Tatsächlich, sagte Şık kürzlich, habe er nichts anderes getan, als seiner normalen journalistischen Arbeit nachzugehen, den Machthabern auf die Finger zu schauen. Der Machthaber war damals, 2011, derselbe wie heute: Recep Tayyip Erdoğan. Nur die politische Konstellation hat sich geändert.

Derzeit sitzt Şık in Untersuchungshaft, weil ihm vorgeworfen wird, nach dem Putschversuch vom Juli letzten Jahres in einem Interview mit der Deutschen Presseagentur (dpa) gesagt zu haben, Fethullah Gülen und Erdoğan gehörten beide auf die Anklagebank. Und weil er in weiteren Tweets und in Artikeln, die in der oppositionellen Zeitung Cumhuriyet erschienen, den Ausnahmezustand und die Dekrete Erdogans scharf kritisiert haben soll. Dafür soll er nun zum Propagandisten der „Gülen-Putschisten“ gestempelt werden.
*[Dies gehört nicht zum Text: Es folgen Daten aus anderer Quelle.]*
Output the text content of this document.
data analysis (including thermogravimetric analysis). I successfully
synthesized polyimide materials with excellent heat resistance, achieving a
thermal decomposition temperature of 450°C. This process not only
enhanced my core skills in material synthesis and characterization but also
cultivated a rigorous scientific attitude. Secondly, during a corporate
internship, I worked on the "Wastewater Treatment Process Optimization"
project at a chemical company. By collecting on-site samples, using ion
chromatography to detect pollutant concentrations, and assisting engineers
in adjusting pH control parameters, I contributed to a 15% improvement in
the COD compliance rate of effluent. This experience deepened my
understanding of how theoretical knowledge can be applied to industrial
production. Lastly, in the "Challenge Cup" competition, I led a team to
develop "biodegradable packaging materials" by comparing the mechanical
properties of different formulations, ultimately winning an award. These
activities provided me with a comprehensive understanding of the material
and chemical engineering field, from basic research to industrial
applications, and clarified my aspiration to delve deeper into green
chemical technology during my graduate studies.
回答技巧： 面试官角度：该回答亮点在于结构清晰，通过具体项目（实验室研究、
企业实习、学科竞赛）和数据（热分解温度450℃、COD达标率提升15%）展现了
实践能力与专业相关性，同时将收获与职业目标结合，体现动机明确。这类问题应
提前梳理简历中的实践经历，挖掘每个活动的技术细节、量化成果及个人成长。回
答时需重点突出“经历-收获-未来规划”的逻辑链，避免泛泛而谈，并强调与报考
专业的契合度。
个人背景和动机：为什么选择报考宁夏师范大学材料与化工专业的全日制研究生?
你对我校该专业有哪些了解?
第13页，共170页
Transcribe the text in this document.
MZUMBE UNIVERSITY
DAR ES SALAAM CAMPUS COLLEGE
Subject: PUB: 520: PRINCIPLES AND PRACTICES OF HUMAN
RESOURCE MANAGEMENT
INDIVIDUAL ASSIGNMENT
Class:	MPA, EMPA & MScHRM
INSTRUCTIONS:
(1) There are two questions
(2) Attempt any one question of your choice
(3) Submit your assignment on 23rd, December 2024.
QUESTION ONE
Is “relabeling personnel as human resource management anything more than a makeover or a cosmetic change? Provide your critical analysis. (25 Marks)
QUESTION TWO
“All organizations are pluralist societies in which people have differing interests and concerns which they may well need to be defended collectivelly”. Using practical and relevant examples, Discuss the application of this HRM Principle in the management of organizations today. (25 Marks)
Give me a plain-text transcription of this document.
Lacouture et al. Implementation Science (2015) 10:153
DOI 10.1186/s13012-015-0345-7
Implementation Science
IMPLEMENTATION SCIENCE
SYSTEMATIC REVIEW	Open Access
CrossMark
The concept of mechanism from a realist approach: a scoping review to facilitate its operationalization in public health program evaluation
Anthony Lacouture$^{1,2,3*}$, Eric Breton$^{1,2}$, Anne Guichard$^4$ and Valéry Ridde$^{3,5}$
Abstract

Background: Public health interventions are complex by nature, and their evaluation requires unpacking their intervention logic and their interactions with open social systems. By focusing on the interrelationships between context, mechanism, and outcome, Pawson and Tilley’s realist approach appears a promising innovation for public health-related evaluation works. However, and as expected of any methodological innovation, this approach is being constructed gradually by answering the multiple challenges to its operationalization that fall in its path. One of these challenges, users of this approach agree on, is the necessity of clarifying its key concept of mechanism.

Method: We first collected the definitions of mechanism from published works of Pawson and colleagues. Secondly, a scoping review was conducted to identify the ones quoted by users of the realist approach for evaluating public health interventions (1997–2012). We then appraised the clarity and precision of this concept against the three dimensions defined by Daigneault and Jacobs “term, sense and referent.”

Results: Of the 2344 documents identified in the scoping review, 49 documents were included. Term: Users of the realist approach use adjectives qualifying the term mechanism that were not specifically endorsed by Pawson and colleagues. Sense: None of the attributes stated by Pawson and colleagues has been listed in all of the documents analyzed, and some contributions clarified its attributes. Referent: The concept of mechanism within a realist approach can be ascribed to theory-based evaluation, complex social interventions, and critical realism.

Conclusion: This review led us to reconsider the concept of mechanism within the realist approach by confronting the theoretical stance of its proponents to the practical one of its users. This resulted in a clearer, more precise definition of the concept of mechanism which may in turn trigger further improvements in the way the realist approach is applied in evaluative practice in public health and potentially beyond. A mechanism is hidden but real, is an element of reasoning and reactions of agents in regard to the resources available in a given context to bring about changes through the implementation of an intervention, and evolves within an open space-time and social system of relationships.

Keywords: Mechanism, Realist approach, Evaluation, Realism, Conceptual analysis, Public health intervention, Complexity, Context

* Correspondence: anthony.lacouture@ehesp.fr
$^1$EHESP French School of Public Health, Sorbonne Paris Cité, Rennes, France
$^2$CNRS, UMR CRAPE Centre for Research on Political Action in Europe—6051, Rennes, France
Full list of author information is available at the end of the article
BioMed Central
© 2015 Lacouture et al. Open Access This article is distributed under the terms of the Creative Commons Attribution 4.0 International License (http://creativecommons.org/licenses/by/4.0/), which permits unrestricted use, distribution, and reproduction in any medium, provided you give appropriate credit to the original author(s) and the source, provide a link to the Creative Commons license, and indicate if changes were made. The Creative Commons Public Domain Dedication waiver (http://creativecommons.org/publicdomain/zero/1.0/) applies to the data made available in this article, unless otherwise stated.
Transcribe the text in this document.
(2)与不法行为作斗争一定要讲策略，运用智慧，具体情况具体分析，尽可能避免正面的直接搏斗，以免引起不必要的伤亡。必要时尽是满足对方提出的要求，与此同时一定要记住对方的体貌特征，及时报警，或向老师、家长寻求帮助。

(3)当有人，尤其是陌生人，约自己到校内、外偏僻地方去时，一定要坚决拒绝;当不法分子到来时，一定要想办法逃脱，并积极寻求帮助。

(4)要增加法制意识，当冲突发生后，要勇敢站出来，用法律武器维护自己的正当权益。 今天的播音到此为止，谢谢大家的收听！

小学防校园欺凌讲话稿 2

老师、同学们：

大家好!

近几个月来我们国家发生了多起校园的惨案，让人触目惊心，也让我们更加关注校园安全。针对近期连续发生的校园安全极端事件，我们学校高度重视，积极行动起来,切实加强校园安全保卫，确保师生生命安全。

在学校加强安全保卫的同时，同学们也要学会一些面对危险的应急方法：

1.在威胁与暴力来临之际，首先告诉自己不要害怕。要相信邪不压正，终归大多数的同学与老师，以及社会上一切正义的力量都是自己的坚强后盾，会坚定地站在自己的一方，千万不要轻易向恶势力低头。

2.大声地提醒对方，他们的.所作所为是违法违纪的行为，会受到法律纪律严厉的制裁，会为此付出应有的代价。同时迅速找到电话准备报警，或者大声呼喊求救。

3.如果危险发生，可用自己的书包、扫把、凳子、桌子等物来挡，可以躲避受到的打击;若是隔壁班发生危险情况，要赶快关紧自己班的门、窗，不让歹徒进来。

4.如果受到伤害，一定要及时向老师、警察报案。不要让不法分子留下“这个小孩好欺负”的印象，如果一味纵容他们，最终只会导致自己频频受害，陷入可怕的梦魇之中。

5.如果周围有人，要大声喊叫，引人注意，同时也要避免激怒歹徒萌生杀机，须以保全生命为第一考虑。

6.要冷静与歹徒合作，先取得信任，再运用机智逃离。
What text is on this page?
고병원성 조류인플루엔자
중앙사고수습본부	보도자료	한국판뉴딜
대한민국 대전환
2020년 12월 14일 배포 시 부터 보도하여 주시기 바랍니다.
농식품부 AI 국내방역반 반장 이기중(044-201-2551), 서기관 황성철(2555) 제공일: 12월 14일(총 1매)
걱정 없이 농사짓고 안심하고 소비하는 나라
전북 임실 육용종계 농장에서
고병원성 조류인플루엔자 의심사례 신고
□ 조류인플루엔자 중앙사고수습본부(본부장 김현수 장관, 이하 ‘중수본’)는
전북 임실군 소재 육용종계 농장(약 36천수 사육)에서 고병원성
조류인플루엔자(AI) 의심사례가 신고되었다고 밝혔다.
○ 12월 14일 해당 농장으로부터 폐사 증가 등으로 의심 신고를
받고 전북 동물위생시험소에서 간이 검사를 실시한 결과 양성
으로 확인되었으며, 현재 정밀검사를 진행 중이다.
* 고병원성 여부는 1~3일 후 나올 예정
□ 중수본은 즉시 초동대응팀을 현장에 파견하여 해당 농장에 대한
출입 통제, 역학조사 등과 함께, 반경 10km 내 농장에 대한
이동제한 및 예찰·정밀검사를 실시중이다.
Unter Ausschluss der Öffentlichkeit

Die gestrige Verhandlung verlief quasi unter Ausschluss der Öffentlichkeit, weil das Gericht außer den elf Angeklagten, ihren Anwälten und Angehörigen niemanden mehr zuließ; angeblich war der Saal bereits überfüllt. Rund 200 Prozessbesucher, darunter etliche Journalistenkollegen aus dem In- und Ausland, wurde rund 100 Meter vom Gerichtssaal entfernt der Zugang von Polizei und Ordnungsdienst verwehrt. Von einer Barrikade abgesperrt, protestierten diese lautstark gegen die Behinderung ihrer Arbeit. Die Menge war so zornig, dass es fast zu Handgreiflichkeiten kam.

Im Saal begründeten dann Ahmet Şık und die anderen Angeklagten, warum ihre damaligen Artikel und Bücher über die Machenschaften der Gülen-Sekte nichts mit einem Umsturzversuch zu tun hatten, sondern Aufklärung im besten Sinne waren.

Selbst dem Staatsanwalt fiel es schwer, etwas dagegen zu sagen, da sich ja nun auch in den Augen der Regierung die Gülen-Sekte als „Terroristen“ herausgestellt haben. Ahmet Şıks Frau, Yonca Şık sagte zu Beginn der Verhandlung, die Anwälte ihres Mannes rechneten deshalb fest mit einem Freispruch.

Doch selbst wenn Ahmet Şık jetzt vom Vorwurf freigesprochen wird, mit seinem Buch über die Gülen-Sekte einen Putschversuch gegen Erdoğan unterstützt zu haben, wird er trotzdem in Handschellen zurück ins Gefängnis gehen. Weil er jetzt noch als Unterstützer der neuerdings „terroristischen“ Gülen-Sekte angeklagt ist.